Here we will use a RegularGridInterpolator, since it is the most appropriate for this type of data, but others are available (see the SciPy documentation)

[3]:
centers = [energy_table.bin_centers(ii) for ii in range(energy_table.ndims)]
energy_lookup = RegularGridInterpolator(centers, energy_table.hist,
                                        bounds_error=False,fill_value=-100)

energy_lookup is now just a continuous function of log(SIZE), DISTANCE in m.

Now plot some curves from the interpolator.

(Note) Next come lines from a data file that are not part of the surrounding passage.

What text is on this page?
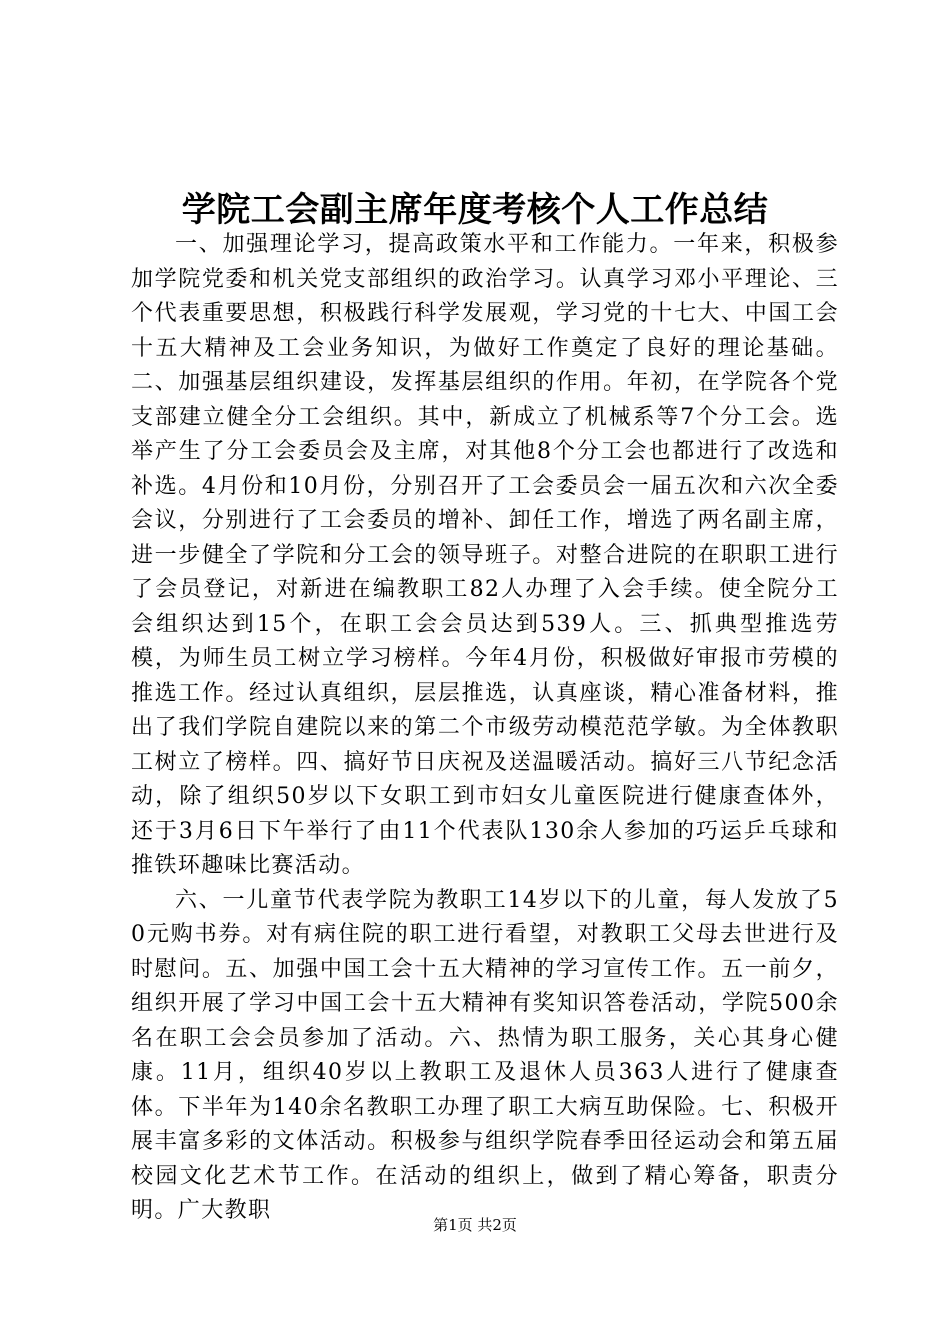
学院工会副主席年度考核个人工作总结

一、加强理论学习，提高政策水平和工作能力。一年来，积极参加学院党委和机关党支部组织的政治学习。认真学习邓小平理论、三个代表重要思想，积极践行科学发展观，学习党的十七大、中国工会十五大精神及工会业务知识，为做好工作奠定了良好的理论基础。二、加强基层组织建设，发挥基层组织的作用。年初，在学院各个党支部建立健全分工会组织。其中，新成立了机械系等7个分工会。选举产生了分工会委员会及主席，对其他8个分工会也都进行了改选和补选。4月份和10月份，分别召开了工会委员会一届五次和六次全委会议，分别进行了工会委员的增补、卸任工作，增选了两名副主席，进一步健全了学院和分工会的领导班子。对整合进院的在职职工进行了会员登记，对新进在编教职工82人办理了入会手续。使全院分工会组织达到15个，在职工会会员达到539人。三、抓典型推选劳模，为师生员工树立学习榜样。今年4月份，积极做好审报市劳模的推选工作。经过认真组织，层层推选，认真座谈，精心准备材料，推出了我们学院自建院以来的第二个市级劳动模范范学敏。为全体教职工树立了榜样。四、搞好节日庆祝及送温暖活动。搞好三八节纪念活动，除了组织50岁以下女职工到市妇女儿童医院进行健康查体外，还于3月6日下午举行了由11个代表队130余人参加的巧运乒乓球和推铁环趣味比赛活动。

六、一儿童节代表学院为教职工14岁以下的儿童，每人发放了50元购书券。对有病住院的职工进行看望，对教职工父母去世进行及时慰问。五、加强中国工会十五大精神的学习宣传工作。五一前夕，组织开展了学习中国工会十五大精神有奖知识答卷活动，学院500余名在职工会会员参加了活动。六、热情为职工服务，关心其身心健康。11月，组织40岁以上教职工及退休人员363人进行了健康查体。下半年为140余名教职工办理了职工大病互助保险。七、积极开展丰富多彩的文体活动。积极参与组织学院春季田径运动会和第五届校园文化艺术节工作。在活动的组织上，做到了精心筹备，职责分明。广大教职

第1页 共2页
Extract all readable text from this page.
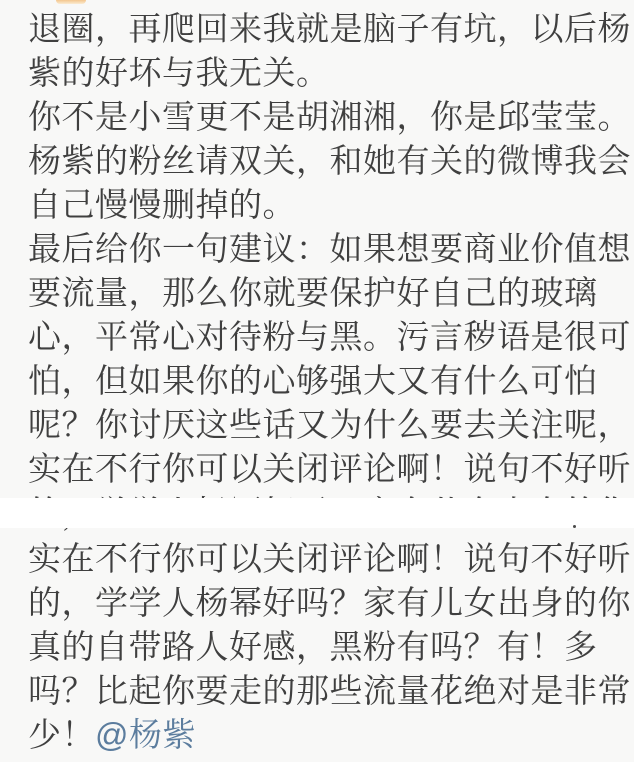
退圈，再爬回来我就是脑子有坑，以后杨
紫的好坏与我无关。
你不是小雪更不是胡湘湘，你是邱莹莹。
杨紫的粉丝请双关，和她有关的微博我会
自己慢慢删掉的。
最后给你一句建议：如果想要商业价值想
要流量，那么你就要保护好自己的玻璃
心，平常心对待粉与黑。污言秽语是很可
怕，但如果你的心够强大又有什么可怕
呢？你讨厌这些话又为什么要去关注呢，
实在不行你可以关闭评论啊！说句不好听
实在不行你可以关闭评论啊！说句不好听
的，学学人杨幂好吗？家有儿女出身的你
真的自带路人好感，黑粉有吗？有！多
吗？比起你要走的那些流量花绝对是非常
少！@杨紫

Note that the LUT we used is does not have very high statistics, so the interpolation starts to be affected by noise at the high end. In a real case, we would want to use a table that has been sanitized (smoothed and extrapolated)

[4]:
lsize = np.linspace(1.5, 5.0, 100)
dists = np.linspace(50, 100, 5)

plt.figure()
plt.title("Variation of energy with size and impact distance")
plt.xlabel("SIZE (P.E.)")
plt.ylabel("ENERGY (TeV)")

for dist in dists:
    plt.plot(10**lsize, 10**energy_lookup((lsize, dist)), '+-',
             label="DIST={:.1f} m".format(dist))

plt.legend(loc="best")
[4]:
<matplotlib.legend.Legend at 0x7f91660fc580>
../_images/examples_nd_interpolation_7_1.png

Using the interpolator, reinterpolate the lookup table onto an \(N \times N\) grid (regardless of its original dimensions):

[5]:
N = 300
xmin, xmax = energy_table.bin_centers(0)[0], energy_table.bin_centers(0)[-1]
ymin, ymax = energy_table.bin_centers(1)[0], energy_table.bin_centers(1)[-1]
xx,yy = np.linspace(xmin,xmax,N), np.linspace(ymin, ymax, N)
X, Y = np.meshgrid( xx,yy )
points = list(zip(X.ravel(),Y.ravel()))
E = energy_lookup(points).reshape((N, N))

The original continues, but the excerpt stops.